Here is the series: $\Sigma^{\infty}_{n=1}\frac{x^{2n}}{1+x^{4n}} $
Here is what I did: Given that $1+x^{4n} > x^{4n}$ we use the series $\sum^{\infty}_{n=1} \frac{x^{2n}}{x^{4n}} = \sum^{\infty}_{n=1} \frac{1}{x^{2n}}$, then for $|x| \ge 1 \ \ \sum^{\infty}_{n=1} \frac{1}{x^{2n}} \in R \Rightarrow \sum^{\infty}_{n=1} \frac{x^{2n}}{1+x^{4n}} \in R$
But in the feedback of this exercise, I was told that I haven't found the domain of convergence. From the previously given proof one can conclude that the domain of the convergence is $x \in (-\infty, -1] \cup [1, +\infty)$ or is it not correct?

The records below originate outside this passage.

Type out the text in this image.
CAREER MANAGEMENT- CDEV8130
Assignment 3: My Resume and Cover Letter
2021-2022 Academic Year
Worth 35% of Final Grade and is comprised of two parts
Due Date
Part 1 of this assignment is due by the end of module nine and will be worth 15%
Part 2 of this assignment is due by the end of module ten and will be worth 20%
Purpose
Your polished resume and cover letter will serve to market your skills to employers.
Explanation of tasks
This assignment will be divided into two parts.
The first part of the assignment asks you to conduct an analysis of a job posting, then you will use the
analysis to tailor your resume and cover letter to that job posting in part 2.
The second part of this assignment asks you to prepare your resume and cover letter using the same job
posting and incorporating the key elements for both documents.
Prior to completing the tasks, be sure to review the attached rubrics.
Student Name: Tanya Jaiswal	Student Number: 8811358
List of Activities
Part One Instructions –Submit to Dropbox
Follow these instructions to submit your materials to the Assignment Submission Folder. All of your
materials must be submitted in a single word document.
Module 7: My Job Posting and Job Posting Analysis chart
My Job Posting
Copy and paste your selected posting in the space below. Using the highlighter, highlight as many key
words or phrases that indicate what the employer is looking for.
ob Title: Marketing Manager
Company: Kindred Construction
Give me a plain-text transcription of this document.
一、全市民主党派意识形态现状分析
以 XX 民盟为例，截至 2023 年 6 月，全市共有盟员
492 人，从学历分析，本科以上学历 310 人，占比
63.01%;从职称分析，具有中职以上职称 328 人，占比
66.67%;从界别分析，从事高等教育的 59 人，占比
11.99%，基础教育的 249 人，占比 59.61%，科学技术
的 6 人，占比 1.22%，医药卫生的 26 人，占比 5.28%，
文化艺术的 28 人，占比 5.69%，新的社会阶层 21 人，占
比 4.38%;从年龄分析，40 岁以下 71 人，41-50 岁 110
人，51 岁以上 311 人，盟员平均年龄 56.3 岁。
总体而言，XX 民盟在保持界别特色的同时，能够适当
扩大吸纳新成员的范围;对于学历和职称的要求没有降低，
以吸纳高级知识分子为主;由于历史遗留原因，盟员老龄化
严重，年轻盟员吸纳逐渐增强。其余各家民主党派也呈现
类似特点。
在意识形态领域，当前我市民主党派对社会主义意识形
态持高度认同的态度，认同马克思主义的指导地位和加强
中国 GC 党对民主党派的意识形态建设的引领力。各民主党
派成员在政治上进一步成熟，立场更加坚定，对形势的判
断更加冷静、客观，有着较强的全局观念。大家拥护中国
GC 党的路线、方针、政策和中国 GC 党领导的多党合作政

Furthermore, how can I test for uniform convergence within the domain of $[\ln3, + \infty)$? Ok, one poster gave a hint, that I need to determine the convergence domain for $\frac{1}{x^{2n}}$. So, in order for the series to convergence, I need that$-1< \frac{1}{x} < 1 $ (I think, I can take the geometric series power to be $2n$, correct?). Then for that to happen $|x|>1$. So, the domain of convergence for these geometric series is $(-\infty,-1[ \cup ]1,\infty)$. But I guess I cannot conclude that the domain of convergence for $\frac{x^{2n}}{1+x^{4n}}$ is the same, but how then I determine it?